Onde houver o erro dos governantes que eu leve a verdade de Canudos. O
bom senso dos conselheiros de encontro à insanidade dos totalitários. Os
canhões abrindo fendas na cidade sitiada e a verdade expondo cada vez
mais a ferida da loucura na caricatura da História. O confisco da
poupança e o rombo na previdência. O fim da inflação e o pão escasso, o
emprego rarefeito, a dignidade estuprada em cada lar de nordestinos.
Onde houver o desespero das crianças da Candelária que eu leve a
esperança das mães de Acari. E aqui, Senhor, te peço com mais fé. A dor
dos deserdados, dos que perderam seus pais, filhos ou irmãos, seja de
fome, doença ou assassínio, inundai-os com as águas esmeraldas da
justiça. A justiça da terra e dos céus. Pintai de verde o horizonte das
famílias daqueles que foram jogados mortos em minhas águas. Eles não
foram poucos.
Onde houver a tristeza dos solitários que eu leve a alegria das festas
de São João.

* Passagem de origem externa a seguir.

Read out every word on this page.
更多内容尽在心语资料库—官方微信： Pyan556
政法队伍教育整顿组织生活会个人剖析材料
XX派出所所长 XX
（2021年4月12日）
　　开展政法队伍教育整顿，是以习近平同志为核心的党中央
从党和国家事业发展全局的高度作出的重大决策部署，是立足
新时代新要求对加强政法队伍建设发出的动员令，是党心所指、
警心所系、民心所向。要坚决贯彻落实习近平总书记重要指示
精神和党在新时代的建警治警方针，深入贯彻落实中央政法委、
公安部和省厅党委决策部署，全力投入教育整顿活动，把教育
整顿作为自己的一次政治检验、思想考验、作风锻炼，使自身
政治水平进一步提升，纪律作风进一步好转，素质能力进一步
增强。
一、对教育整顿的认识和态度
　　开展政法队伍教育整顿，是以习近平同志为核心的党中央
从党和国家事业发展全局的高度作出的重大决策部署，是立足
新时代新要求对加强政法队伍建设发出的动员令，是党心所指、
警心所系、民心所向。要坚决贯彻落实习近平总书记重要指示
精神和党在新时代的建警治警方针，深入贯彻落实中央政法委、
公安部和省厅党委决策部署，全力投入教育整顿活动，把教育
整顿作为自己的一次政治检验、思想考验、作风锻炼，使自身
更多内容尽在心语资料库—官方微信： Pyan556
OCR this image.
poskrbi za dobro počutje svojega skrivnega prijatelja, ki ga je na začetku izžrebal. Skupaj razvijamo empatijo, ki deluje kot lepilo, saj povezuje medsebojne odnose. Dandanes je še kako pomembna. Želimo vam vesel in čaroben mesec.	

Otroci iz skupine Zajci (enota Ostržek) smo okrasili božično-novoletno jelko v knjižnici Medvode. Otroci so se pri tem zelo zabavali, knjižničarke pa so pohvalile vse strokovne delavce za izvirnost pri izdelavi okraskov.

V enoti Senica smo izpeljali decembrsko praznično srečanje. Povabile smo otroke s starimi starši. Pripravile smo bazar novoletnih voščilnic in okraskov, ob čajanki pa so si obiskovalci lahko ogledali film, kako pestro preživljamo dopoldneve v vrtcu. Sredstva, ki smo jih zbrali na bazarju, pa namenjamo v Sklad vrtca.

Solitário eu banho muitas terras e em todas, das Gerais, do
Pernambuco, das Alagoas e do Sergipe, não há tristeza ao pé da
fogueira, nas núpcias entre a concertina e o repente, entre a catira e o
baião.. Das festas do Divino ao Maior São João do Mundo, deixai-me
levar, Senhor, o sabor de minhas águas juninas e seus fogos de
artifícios.
Onde houver as trevas da ignorância que eu leve a luz do conhecimento e
da sabedoria. A escuridão dos homens dementes que teimam em querer
ferir-me de morte seja massacrada pela luz de um futuro negro, sem água
potável, sem terra e sem ar.. Dai-me esse poder, de entrar nas mentes e
nos corações, de espraiar-me pelos mil recantos dos que querem mal à
nossa casinha, nossa pequena Terra. O homem sábio seja sempre sábio e
contamine os povos com ensinamentos de preservação.
Ó, Senhor, dai-me vocação para consolar os que se lamentam de má sorte.
Fazei-me compreender porque tanto mal há nos corações. Sobretudo,
Senhor, não autorizeis que eu deixe de ser o Rio São Francisco, que há
tantos anos não foge do seu leito, espalha e espelha vida em abundância.
Que, embora tenha dado, quase nada recebo, que perdoando sempre,
continuo sendo morto enquanto todos pensam que serei eterno.”